Run it when a funnel is underperforming, a campaign is about to scale, or a team needs to agree on what to fix first. The output is a Miro board plus a concise friction table and readout, so the work can move from discussion to ownership.
Step-by-step
- 1Confirm the funnel scope, conversion goal, audience, offer, and available evidence, including pages, forms, checkout steps, campaign notes, analytics summaries, customer objections, or follow-up messages.
- 2Build or update a Miro board that lays out the journey from first touch through conversion and immediate follow-up, using clear sections for each step a prospect experiences.
- 3Place friction evidence on the board near the relevant journey step, separating observed data from hypotheses and grouping related issues so patterns are easy to see.
- 4Prioritize the friction points by customer impact, expected conversion lift, effort, evidence strength, and dependency risk, then translate the most important items into concrete decisions.

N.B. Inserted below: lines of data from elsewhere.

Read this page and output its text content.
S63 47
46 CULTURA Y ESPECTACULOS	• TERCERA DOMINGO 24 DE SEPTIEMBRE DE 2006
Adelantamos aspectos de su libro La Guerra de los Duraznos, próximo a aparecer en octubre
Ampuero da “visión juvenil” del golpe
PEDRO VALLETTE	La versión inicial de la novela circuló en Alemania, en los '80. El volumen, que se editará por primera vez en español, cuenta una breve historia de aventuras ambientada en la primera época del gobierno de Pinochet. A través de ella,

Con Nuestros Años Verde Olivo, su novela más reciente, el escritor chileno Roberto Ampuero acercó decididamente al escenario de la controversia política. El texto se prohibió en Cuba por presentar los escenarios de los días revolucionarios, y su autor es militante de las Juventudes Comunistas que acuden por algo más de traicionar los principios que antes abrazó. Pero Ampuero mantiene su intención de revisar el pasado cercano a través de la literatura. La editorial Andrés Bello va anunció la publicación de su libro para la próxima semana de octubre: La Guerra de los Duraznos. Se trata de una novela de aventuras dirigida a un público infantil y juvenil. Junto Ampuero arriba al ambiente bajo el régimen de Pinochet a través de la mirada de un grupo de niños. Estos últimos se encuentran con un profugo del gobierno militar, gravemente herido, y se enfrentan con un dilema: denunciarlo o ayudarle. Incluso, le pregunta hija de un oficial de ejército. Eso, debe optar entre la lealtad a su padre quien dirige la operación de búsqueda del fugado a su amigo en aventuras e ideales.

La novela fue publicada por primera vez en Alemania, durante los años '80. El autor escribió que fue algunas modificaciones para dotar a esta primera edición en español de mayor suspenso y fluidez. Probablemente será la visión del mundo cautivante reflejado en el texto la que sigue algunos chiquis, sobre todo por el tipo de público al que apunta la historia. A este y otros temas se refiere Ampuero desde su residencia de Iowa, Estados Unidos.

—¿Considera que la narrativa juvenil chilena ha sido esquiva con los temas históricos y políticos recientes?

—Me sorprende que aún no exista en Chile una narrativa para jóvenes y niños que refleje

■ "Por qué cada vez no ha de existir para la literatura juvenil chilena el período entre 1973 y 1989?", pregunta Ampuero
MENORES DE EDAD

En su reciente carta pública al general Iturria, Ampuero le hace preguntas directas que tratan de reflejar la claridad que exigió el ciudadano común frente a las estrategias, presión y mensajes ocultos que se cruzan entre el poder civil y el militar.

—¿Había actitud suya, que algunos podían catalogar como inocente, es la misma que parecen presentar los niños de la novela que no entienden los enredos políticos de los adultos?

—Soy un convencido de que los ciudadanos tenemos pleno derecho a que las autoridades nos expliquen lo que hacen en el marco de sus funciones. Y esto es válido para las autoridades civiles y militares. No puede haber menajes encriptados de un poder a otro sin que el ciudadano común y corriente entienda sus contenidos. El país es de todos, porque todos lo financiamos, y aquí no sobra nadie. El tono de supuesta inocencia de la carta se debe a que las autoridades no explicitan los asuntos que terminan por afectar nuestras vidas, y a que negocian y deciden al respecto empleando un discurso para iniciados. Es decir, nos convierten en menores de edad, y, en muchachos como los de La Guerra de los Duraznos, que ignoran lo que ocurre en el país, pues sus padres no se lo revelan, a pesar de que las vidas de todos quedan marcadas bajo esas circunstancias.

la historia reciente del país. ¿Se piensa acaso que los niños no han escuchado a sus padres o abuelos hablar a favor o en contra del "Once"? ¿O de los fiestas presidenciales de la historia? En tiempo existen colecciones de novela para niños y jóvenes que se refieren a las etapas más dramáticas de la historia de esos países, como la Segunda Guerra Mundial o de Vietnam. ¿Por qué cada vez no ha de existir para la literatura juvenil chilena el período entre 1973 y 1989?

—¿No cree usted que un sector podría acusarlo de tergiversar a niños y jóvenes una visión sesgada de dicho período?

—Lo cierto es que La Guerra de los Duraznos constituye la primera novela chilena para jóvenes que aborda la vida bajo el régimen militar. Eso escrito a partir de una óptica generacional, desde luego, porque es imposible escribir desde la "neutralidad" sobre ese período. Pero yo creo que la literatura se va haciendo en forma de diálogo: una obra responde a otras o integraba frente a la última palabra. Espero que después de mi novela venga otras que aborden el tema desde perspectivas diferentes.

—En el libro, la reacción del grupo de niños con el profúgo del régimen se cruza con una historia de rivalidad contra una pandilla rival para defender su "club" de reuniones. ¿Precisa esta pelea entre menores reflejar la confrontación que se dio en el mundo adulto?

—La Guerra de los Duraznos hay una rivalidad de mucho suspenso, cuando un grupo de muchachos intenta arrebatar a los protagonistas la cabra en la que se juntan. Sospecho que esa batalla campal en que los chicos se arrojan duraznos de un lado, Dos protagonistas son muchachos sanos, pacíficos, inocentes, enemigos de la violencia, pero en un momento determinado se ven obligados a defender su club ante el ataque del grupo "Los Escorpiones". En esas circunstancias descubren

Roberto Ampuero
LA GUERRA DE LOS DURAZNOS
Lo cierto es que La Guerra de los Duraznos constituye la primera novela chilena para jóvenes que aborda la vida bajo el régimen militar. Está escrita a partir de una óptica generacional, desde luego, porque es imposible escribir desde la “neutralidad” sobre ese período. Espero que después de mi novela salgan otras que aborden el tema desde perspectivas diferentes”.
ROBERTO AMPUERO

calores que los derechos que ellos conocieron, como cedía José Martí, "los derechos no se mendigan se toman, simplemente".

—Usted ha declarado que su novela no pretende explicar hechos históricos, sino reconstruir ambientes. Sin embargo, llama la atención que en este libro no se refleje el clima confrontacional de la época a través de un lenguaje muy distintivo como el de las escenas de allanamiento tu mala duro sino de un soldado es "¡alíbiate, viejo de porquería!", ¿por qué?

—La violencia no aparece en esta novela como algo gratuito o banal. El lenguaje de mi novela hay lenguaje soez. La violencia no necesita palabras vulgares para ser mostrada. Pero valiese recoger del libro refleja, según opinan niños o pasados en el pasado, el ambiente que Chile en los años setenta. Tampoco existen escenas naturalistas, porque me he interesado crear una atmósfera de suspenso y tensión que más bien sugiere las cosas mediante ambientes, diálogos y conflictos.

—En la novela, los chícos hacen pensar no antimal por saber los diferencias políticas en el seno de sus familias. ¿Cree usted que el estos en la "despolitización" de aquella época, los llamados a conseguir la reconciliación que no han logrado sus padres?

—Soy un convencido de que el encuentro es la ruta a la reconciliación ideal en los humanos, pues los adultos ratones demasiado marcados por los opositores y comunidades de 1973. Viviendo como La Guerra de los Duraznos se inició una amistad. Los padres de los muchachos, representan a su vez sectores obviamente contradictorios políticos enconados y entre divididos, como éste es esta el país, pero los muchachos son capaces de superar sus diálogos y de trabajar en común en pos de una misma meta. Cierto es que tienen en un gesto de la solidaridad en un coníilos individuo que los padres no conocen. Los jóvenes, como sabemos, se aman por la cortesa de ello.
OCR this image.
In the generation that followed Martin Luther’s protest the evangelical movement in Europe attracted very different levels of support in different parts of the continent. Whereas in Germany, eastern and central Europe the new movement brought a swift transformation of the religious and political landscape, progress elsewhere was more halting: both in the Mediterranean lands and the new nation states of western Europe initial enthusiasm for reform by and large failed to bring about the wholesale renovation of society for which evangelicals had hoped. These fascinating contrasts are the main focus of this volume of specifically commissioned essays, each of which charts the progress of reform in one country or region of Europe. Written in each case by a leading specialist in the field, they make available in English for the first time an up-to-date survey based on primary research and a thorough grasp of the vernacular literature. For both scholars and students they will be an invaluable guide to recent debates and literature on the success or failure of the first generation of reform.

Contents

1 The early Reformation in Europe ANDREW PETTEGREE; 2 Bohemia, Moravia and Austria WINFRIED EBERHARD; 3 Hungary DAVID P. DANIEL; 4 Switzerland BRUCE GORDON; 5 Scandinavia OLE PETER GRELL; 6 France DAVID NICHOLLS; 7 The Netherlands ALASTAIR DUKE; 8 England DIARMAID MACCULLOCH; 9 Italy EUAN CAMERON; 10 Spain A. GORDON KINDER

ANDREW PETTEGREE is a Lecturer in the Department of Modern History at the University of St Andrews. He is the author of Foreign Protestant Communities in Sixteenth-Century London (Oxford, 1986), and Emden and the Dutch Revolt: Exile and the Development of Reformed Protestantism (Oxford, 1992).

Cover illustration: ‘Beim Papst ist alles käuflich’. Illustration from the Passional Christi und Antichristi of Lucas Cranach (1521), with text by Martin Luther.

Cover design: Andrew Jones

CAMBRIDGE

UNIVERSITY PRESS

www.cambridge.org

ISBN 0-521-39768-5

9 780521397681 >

- 5Add owner-ready next steps for the highest-priority fixes, including the recommended owner role, proposed action, supporting evidence, and whether the work is a quick fix, experiment, or larger project.
- 6Create a concise readout and friction table that summarize the top findings, recommended fixes, open questions, and first actions for the team.
Frequently asked questions
What evidence should I provide?
Start with the funnel pages, conversion goal, and any notes that explain where users hesitate or drop off. Analytics summaries, form screenshots, checkout steps, CRM notes, sales objections, support themes, and recent test results all help.
Do I need an existing Miro board?
No. Juno can create a new workshop board or update one you already use. If your team has an existing Miro workspace pattern, provide the board so the new map fits your workflow.
Is this a funnel audit or a workshop tool?
It is both, but the primary surface is the workshop board. The audit logic identifies friction, while the Miro map helps the team review evidence, make decisions, and assign next steps together.
What makes the final board useful?
A useful board shows the journey, the evidence behind each friction point, the priority fixes, and the owner-ready decisions. Someone should be able to open it after the workshop and know exactly what to do next.